Cameron Hume is an Edinburgh-based fixed income boutique set up in 2013 offering highly tailored portfolios taking positions in rates, credit, currency and inflation. A typical portfolio will consist of about 20-30 active strategies as an overlay plus a core portfolio replicating the client’s chosen benchmark.
The active strategies reflect the manager’s view of fundamentals for global markets, which combine to provide an agreed targeted return. The process is ideal for the construction of post-retirement products.
A key client is Sanlam, for which Cameron Hume provides an asset and liability matching service for a pension fund plus other bond mandates.
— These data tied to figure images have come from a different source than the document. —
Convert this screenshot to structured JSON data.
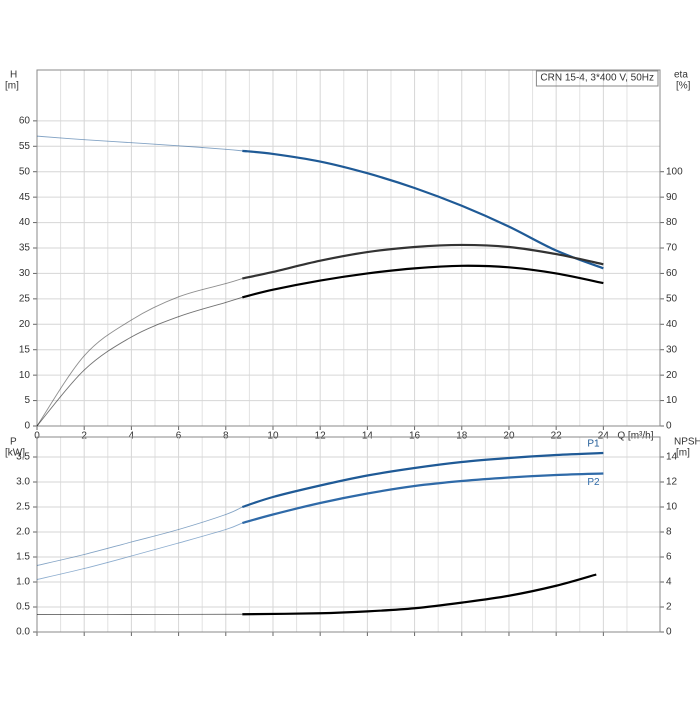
{
  "chart_data": [
    {
      "type": "line",
      "title": "CRN 15-4, 3*400 V, 50Hz",
      "ylabel": "H",
      "yunit": "[m]",
      "y2label": "eta",
      "y2unit": "[%]",
      "xlabel": "Q [m³/h]",
      "xlim": [
        0,
        26.4
      ],
      "xticks": [
        0,
        2,
        4,
        6,
        8,
        10,
        12,
        14,
        16,
        18,
        20,
        22,
        24
      ],
      "ylim": [
        0,
        70
      ],
      "yticks": [
        0,
        5,
        10,
        15,
        20,
        25,
        30,
        35,
        40,
        45,
        50,
        55,
        60
      ],
      "y2lim": [
        0,
        140
      ],
      "y2ticks": [
        0,
        10,
        20,
        30,
        40,
        50,
        60,
        70,
        80,
        90,
        100
      ],
      "grid": true,
      "bold_from_x": 8.7,
      "series": [
        {
          "color": "#1f5a96",
          "x": [
            0,
            2,
            4,
            6,
            8,
            8.7,
            10,
            12,
            14,
            16,
            18,
            20,
            22,
            24
          ],
          "values": [
            57,
            56.3,
            55.7,
            55.1,
            54.4,
            54.1,
            53.5,
            52,
            49.7,
            46.8,
            43.3,
            39.2,
            34.5,
            31
          ]
        },
        {
          "color": "#333333",
          "axis": "y2",
          "x": [
            0,
            2,
            4,
            6,
            8,
            8.7,
            10,
            12,
            14,
            16,
            18,
            20,
            22,
            24
          ],
          "values": [
            0,
            27.6,
            41.7,
            50.8,
            56,
            58,
            60.6,
            65,
            68.4,
            70.4,
            71.2,
            70.4,
            67.6,
            63.6
          ]
        },
        {
          "color": "#000000",
          "axis": "y2",
          "x": [
            0,
            2,
            4,
            6,
            8,
            8.7,
            10,
            12,
            14,
            16,
            18,
            20,
            22,
            24
          ],
          "values": [
            0,
            22,
            35,
            43,
            48.6,
            50.6,
            53.6,
            57.2,
            60,
            62,
            63,
            62.4,
            60,
            56.2
          ]
        }
      ]
    },
    {
      "type": "line",
      "ylabel": "P",
      "yunit": "[kW]",
      "y2label": "NPSH",
      "y2unit": "[m]",
      "xlim": [
        0,
        26.4
      ],
      "xticks": [
        0,
        2,
        4,
        6,
        8,
        10,
        12,
        14,
        16,
        18,
        20,
        22,
        24
      ],
      "ylim": [
        0,
        3.9
      ],
      "yticks": [
        0.0,
        0.5,
        1.0,
        1.5,
        2.0,
        2.5,
        3.0,
        3.5
      ],
      "y2lim": [
        0,
        15.6
      ],
      "y2ticks": [
        0,
        2,
        4,
        6,
        8,
        10,
        12,
        14
      ],
      "grid": true,
      "bold_from_x": 8.7,
      "series": [
        {
          "name": "P1",
          "color": "#1f5a96",
          "x": [
            0,
            2,
            4,
            6,
            8,
            8.7,
            10,
            12,
            14,
            16,
            18,
            20,
            22,
            24
          ],
          "values": [
            1.33,
            1.55,
            1.8,
            2.05,
            2.35,
            2.5,
            2.7,
            2.93,
            3.13,
            3.28,
            3.4,
            3.48,
            3.54,
            3.58
          ]
        },
        {
          "name": "P2",
          "color": "#2f6aa8",
          "x": [
            0,
            2,
            4,
            6,
            8,
            8.7,
            10,
            12,
            14,
            16,
            18,
            20,
            22,
            24
          ],
          "values": [
            1.05,
            1.27,
            1.52,
            1.78,
            2.05,
            2.18,
            2.35,
            2.58,
            2.77,
            2.92,
            3.02,
            3.09,
            3.14,
            3.17
          ]
        },
        {
          "color": "#000000",
          "axis": "y2",
          "x": [
            0,
            4,
            8.7,
            12,
            14,
            16,
            18,
            20,
            22,
            23.7
          ],
          "values": [
            1.4,
            1.4,
            1.42,
            1.5,
            1.65,
            1.9,
            2.35,
            2.9,
            3.7,
            4.6
          ]
        }
      ]
    }
  ]
}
Cameron is a former partner and head of fixed income of Baillie Gifford. He was visiting Australia last week, for the second time, with business manager Chris Torkington.
Cameron said that while the US Federal Reserve was still saying that there would be another two rate hikes this year, despite the “disappointing” growth numbers announced in February, the market was saying that no rate hikes were likely until about the middle of next year.
John Donovan, managing director of AFM Investment Partners, which represents Cameron Hume in Australia, said big super funds were working hard on dealing with the challenge of SMSFs, because of member leakage, and to keep their members in retirement.
The blend of target-orientated active absolute-return-style strategies and benchmark replication, coupled with a strong almost-collaborative approach with its clients, sets the Edinburgh boutique apart from its global fixed interest competitors.
Cameron said that he and Torkington had been “pleasantly surprised” by the level of interest expressed by Australian super funds and consultants. “We’re committed to coming back regularly,” he said.